Sanzaar on Monday belatedly poured cold water over suggestions that Australia and New Zealand are urgently lobbying for the tournament's current format to be replaced by a "trans-Tasman" competition.
Various weekend reports stated that such a move would naturally sideline South Africa and Argentina.
"Sanzaar has already sold to broadcasters a 14-team Super Rugby cross-border tournament format as well as the four-team Rugby Championship, within the stakeholder core markets," Andy Marinos, the regional body's chief executive, said in a statement.
"Again where any changes to these competitions are required, as a consequence of any ongoing affects of the Covid-19 pandemic, these will be decided upon by the Sanzaar board."
He also confirmed that any alternative models, including the "trans-Tasman" format, have not been discussed between board members and remains "merely speculative" with "no basis to them".
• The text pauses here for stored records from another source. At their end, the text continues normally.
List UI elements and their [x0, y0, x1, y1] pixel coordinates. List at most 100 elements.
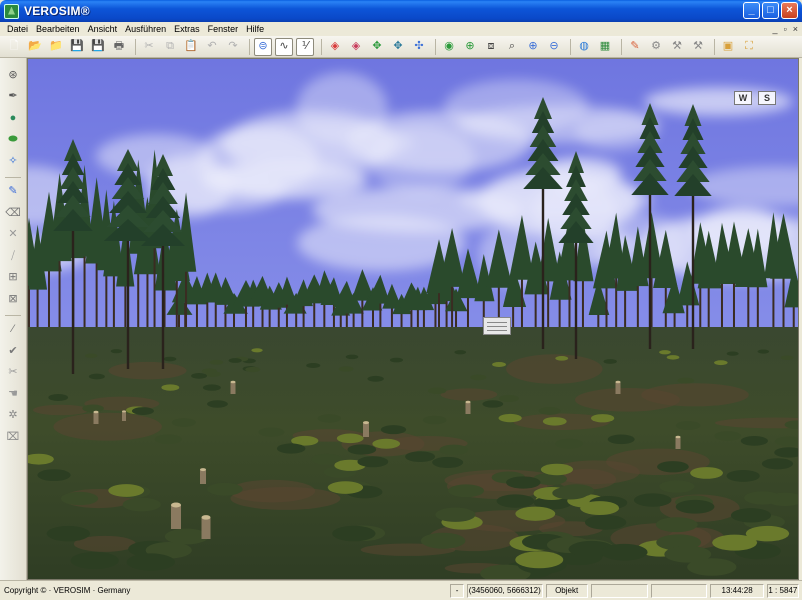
globe-green-button[interactable]: ●: [4, 109, 22, 127]
zoom-plus-button[interactable]: ⊕: [524, 38, 542, 56]
compass-south[interactable]: S: [758, 91, 776, 105]
save-all-button[interactable]: 💾: [89, 38, 107, 56]
redo-icon: ↷: [228, 40, 238, 52]
shrub: [454, 350, 467, 355]
shrub: [108, 484, 145, 497]
shrub: [659, 480, 695, 493]
paste-button[interactable]: 📋: [182, 38, 200, 56]
pencil-button[interactable]: ✎: [4, 183, 22, 201]
stump: [171, 505, 181, 529]
cube-red-button[interactable]: ◈: [326, 38, 344, 56]
mdi-minimize-button[interactable]: _: [773, 24, 778, 34]
undo-button[interactable]: ↶: [203, 38, 221, 56]
toolbar-separator: [714, 38, 715, 55]
3d-viewport[interactable]: W S: [27, 58, 799, 580]
stump-top: [615, 380, 621, 384]
camera-view-button[interactable]: ⚙: [647, 38, 665, 56]
minimize-button[interactable]: _: [743, 2, 760, 19]
mdi-restore-button[interactable]: ▫: [784, 24, 787, 34]
open-project-button[interactable]: 📁: [47, 38, 65, 56]
align-button[interactable]: ⊞: [4, 269, 22, 287]
cut-button[interactable]: ✂: [140, 38, 158, 56]
new-document-button[interactable]: 🗋: [5, 38, 23, 56]
cross-button[interactable]: ✕: [4, 226, 22, 244]
scale-tool-button[interactable]: ⅟: [296, 37, 314, 56]
tool-alt-button[interactable]: ⚒: [689, 38, 707, 56]
shrub: [336, 433, 364, 444]
zoom-in-button[interactable]: ⊕: [461, 38, 479, 56]
select-dot-button[interactable]: ◉: [440, 38, 458, 56]
hand-button[interactable]: ☚: [4, 385, 22, 403]
compass-west[interactable]: W: [734, 91, 752, 105]
close-button[interactable]: ×: [781, 2, 798, 19]
shrub: [470, 374, 487, 381]
camera-tripod-button[interactable]: ⊛: [4, 66, 22, 84]
compass[interactable]: W S: [734, 91, 776, 105]
brush-button[interactable]: ✒: [4, 88, 22, 106]
shrub: [448, 484, 485, 498]
layout-button[interactable]: ▣: [719, 38, 737, 56]
map-button[interactable]: ▦: [596, 38, 614, 56]
frame-button[interactable]: ⛶: [740, 38, 758, 56]
zoom-minus-button[interactable]: ⊖: [545, 38, 563, 56]
settings-button[interactable]: ✲: [4, 407, 22, 425]
tool-button[interactable]: ⚒: [668, 38, 686, 56]
info-sign[interactable]: [483, 317, 511, 335]
zoom-window-button[interactable]: ⌕: [503, 38, 521, 56]
scissors-button[interactable]: ✂: [4, 364, 22, 382]
menu-bearbeiten[interactable]: Bearbeiten: [32, 22, 84, 36]
menu-hilfe[interactable]: Hilfe: [242, 22, 268, 36]
forest-scene[interactable]: [28, 59, 799, 580]
redo-button[interactable]: ↷: [224, 38, 242, 56]
globe-button[interactable]: ◍: [575, 38, 593, 56]
zoom-minus-icon: ⊖: [549, 40, 559, 52]
navigate-button[interactable]: ✧: [4, 152, 22, 170]
knife-button[interactable]: ⁄: [4, 321, 22, 339]
distribute-button[interactable]: ⊠: [4, 290, 22, 308]
print-button[interactable]: 🖶: [110, 38, 128, 56]
terrain-button[interactable]: ⬬: [4, 131, 22, 149]
angle-tool-button[interactable]: ∿: [275, 37, 293, 56]
pivot-button[interactable]: ✣: [410, 38, 428, 56]
scissors-icon: ✂: [8, 366, 18, 378]
menu-datei[interactable]: Datei: [3, 22, 32, 36]
shrub: [555, 356, 569, 361]
cube-red-alt-button[interactable]: ◈: [347, 38, 365, 56]
trash-button[interactable]: ⌧: [4, 428, 22, 446]
menu-fenster[interactable]: Fenster: [204, 22, 243, 36]
shrub: [655, 517, 698, 533]
shrub: [372, 438, 401, 449]
shrub: [345, 354, 359, 360]
shrub: [347, 444, 377, 455]
shrub: [122, 497, 161, 512]
copy-button[interactable]: ⧉: [161, 38, 179, 56]
scale-tool-icon: ⅟: [301, 40, 309, 52]
shrub: [675, 499, 715, 514]
cube-red-alt-icon: ◈: [351, 40, 361, 52]
shrub: [207, 400, 228, 408]
shrub: [209, 359, 224, 365]
maximize-button[interactable]: □: [762, 2, 779, 19]
rotate-move-button[interactable]: ✥: [389, 38, 407, 56]
open-folder-button[interactable]: 📂: [26, 38, 44, 56]
zoom-region-button[interactable]: ⧈: [482, 38, 500, 56]
shrub: [405, 451, 436, 463]
shrub: [584, 514, 627, 530]
eraser-button[interactable]: ⌫: [4, 204, 22, 222]
check-edit-button[interactable]: ✔: [4, 342, 22, 360]
link-button[interactable]: ⊜: [254, 37, 272, 56]
move-button[interactable]: ✥: [368, 38, 386, 56]
menu-extras[interactable]: Extras: [170, 22, 204, 36]
mdi-close-button[interactable]: ×: [793, 24, 798, 34]
save-button[interactable]: 💾: [68, 38, 86, 56]
shrub: [677, 377, 695, 384]
camera-button[interactable]: ✎: [626, 38, 644, 56]
status-object: Objekt: [545, 583, 588, 598]
shrub: [171, 418, 196, 427]
menu-ansicht[interactable]: Ansicht: [84, 22, 122, 36]
app-icon[interactable]: [4, 3, 19, 19]
split-button[interactable]: ⧸: [4, 247, 22, 265]
menu-ausfhren[interactable]: Ausführen: [121, 22, 170, 36]
shrub: [207, 482, 243, 496]
cloud: [457, 105, 661, 144]
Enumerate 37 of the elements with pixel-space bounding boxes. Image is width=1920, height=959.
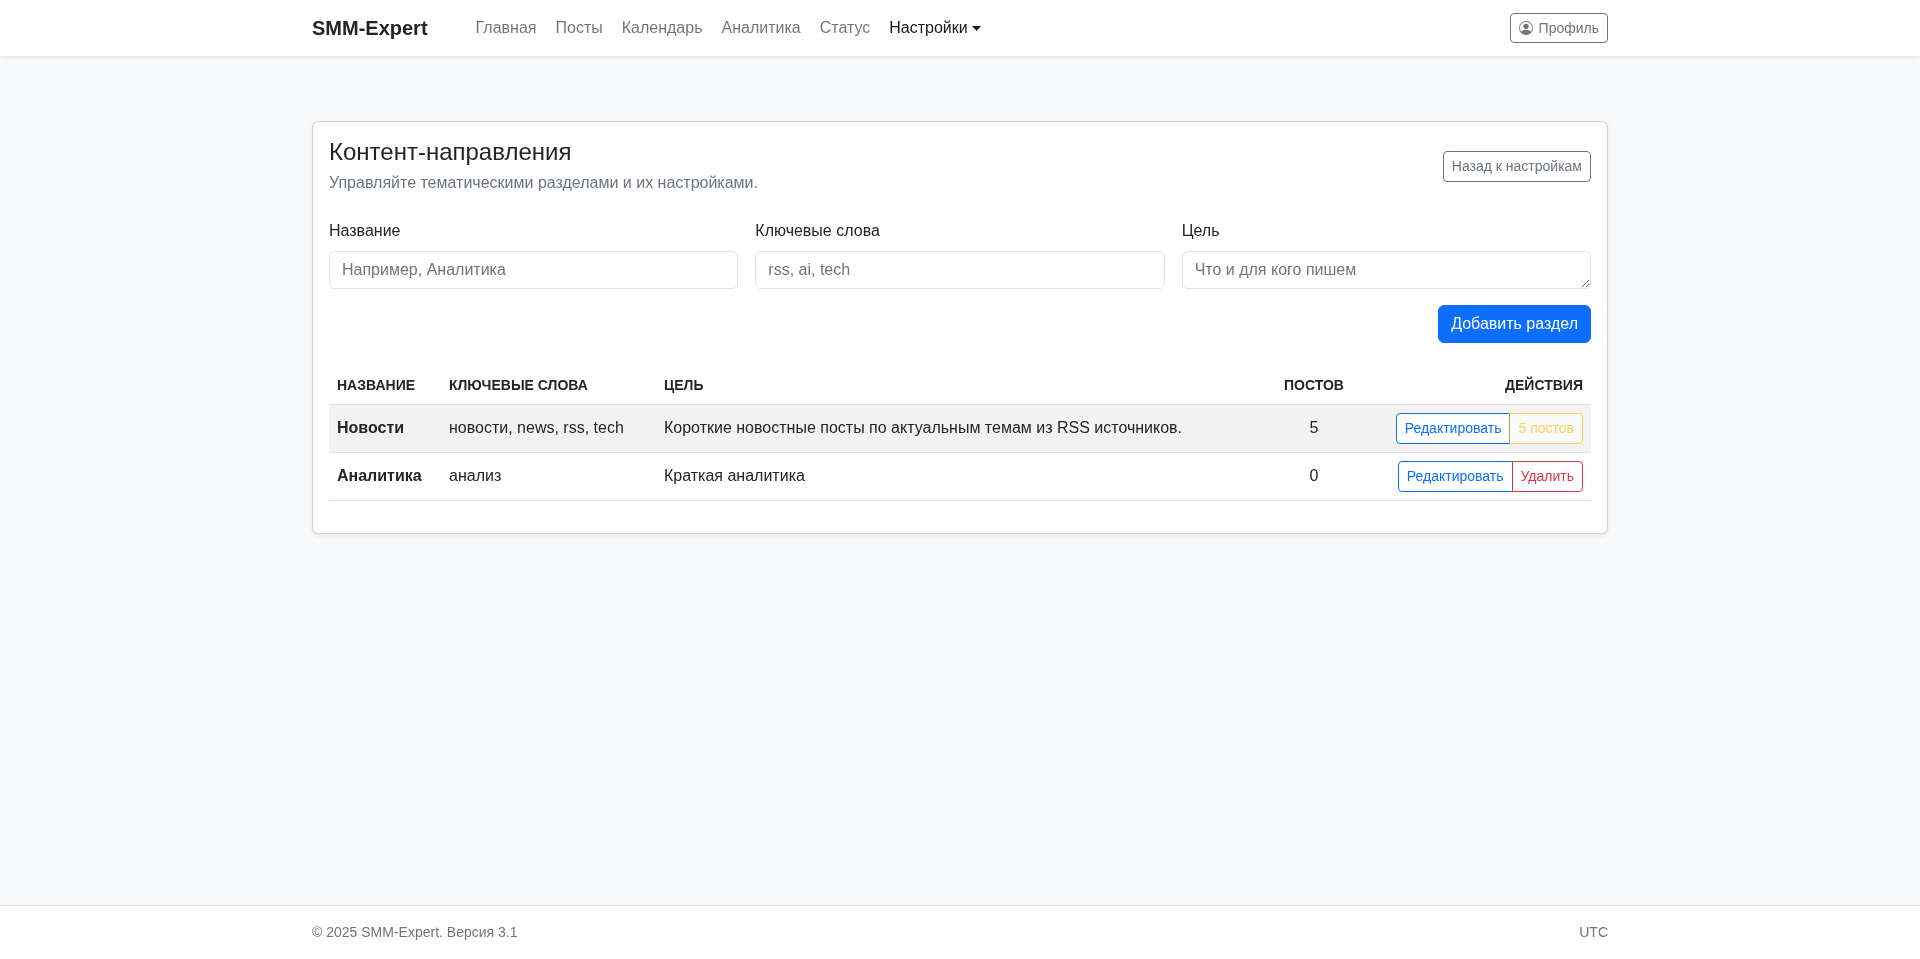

It's a fairly well-known fact that should Super Rugby become splintered, it would also mean that Sanzaar itself would have to be dissolved as a narrowed-down tournament between the Australasian franchises which would severely impact the body's commercial viability.
South Africa in particular has for years been the powerhouse in terms of contributing monetary value to the regional marriage because of its favourable proximity to the European market.
However, Marinos ominously still concedes that nothing is cast in stone despite all stakeholders apparently being "committed until 2030".
"This is not to say that we are not having realistic discussions on what may have to eventuate should Covid-19 restrictions continue beyond 2020. We are presently looking in detail at various competition formats but any agreed format will include teams from all four stakeholder national unions.
"Due to uncertainty over what various government restrictions, if any, may look like next year including international travel, no date has been set yet as to when a decision will be made on 2021 and beyond."
For now, all regional partners will have to make do with domestic-based competitions based on their respective government regulations.